Now, just my opinion on the matter here:
I remember 9/11. Vividly. My 7th grade Language Arts teacher was called out, because her husband was in the North Tower when it was hit. My principal came in and told us planes flew into the towers. I walked home after a full day of school and could actually see the smoke coming from where the towers were. Two days later I learn that several families in and around my town learned one of their loved ones was either dead or stranded in New York City after the attacks while at a candle light vigil, one of them being a relative of mine. Hundreds more first responders are still suffering illnesses caused by the debris of the attacks. So I might be a bit biased here, given my relation to the events.

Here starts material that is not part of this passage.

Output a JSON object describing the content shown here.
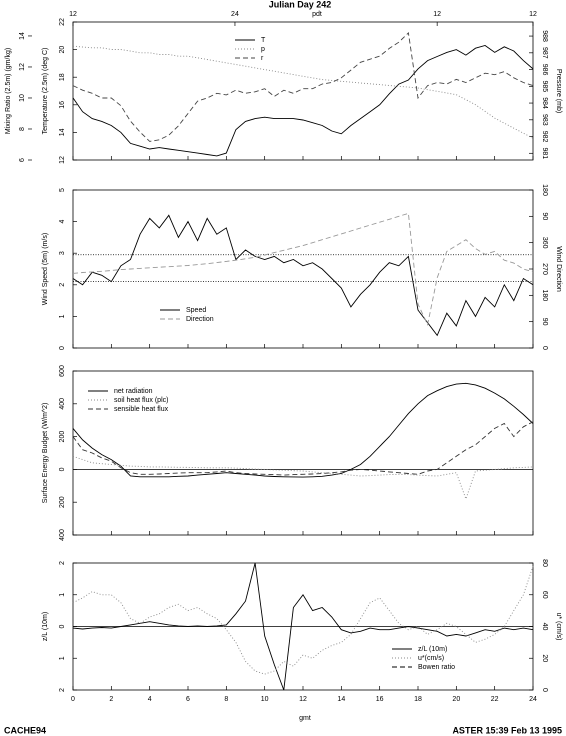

Justice needed to be served. He needed to be held accountable for the thousands of people killed that day as well as his constituents. There is no statute of limitations nor does this mean less to those people in the New York area just because this is a decade later. The effects of those attacks are still apparent today just as much as the giant hole in the ground left after the wreckage was cleared. Would it have been nice for him to be alive? Maybe. I can't imagine what his trial would actually prove. Any information he may have given would be highly suspect given his current standing in al-Qaeda and short of torture, I doubt he'd be willing to give anything useful (even then, he'd probably just tell us anything we wanted to hear at that point).
This is the end of an era, and yet it's not. It remains to be seen what impact his death will have, considering heightened alert levels in US embassies throughout the world and numerous threats against western nations for attempts on Bin Laden's life. Can I say that I'm glad that his dead? I suppose. Frankly, the kind of mad man that has inspired and orchestrated the deaths of countless innocents for the propagation of his ideology such as him holds no place in the world.
We can recall American involvement with training Osama and his constituents, arming them, and so on. At the end of the day though, this is a man who didn't think twice about killing a child if it meant pleasing his idea of God. I can make several arguments against the execution of someone purely on a revenge standpoint, but there's something so decidedly evil about Bin Laden that it's hard for many people to look at him and say "he shouldn't have been killed." To ask for apathy or malaise over his death is simply asking too much of people, especially those who have actually been touched by what he's done.
If we're lucky, this victory will lead to moving political discussion more onto the domestic front in the United States.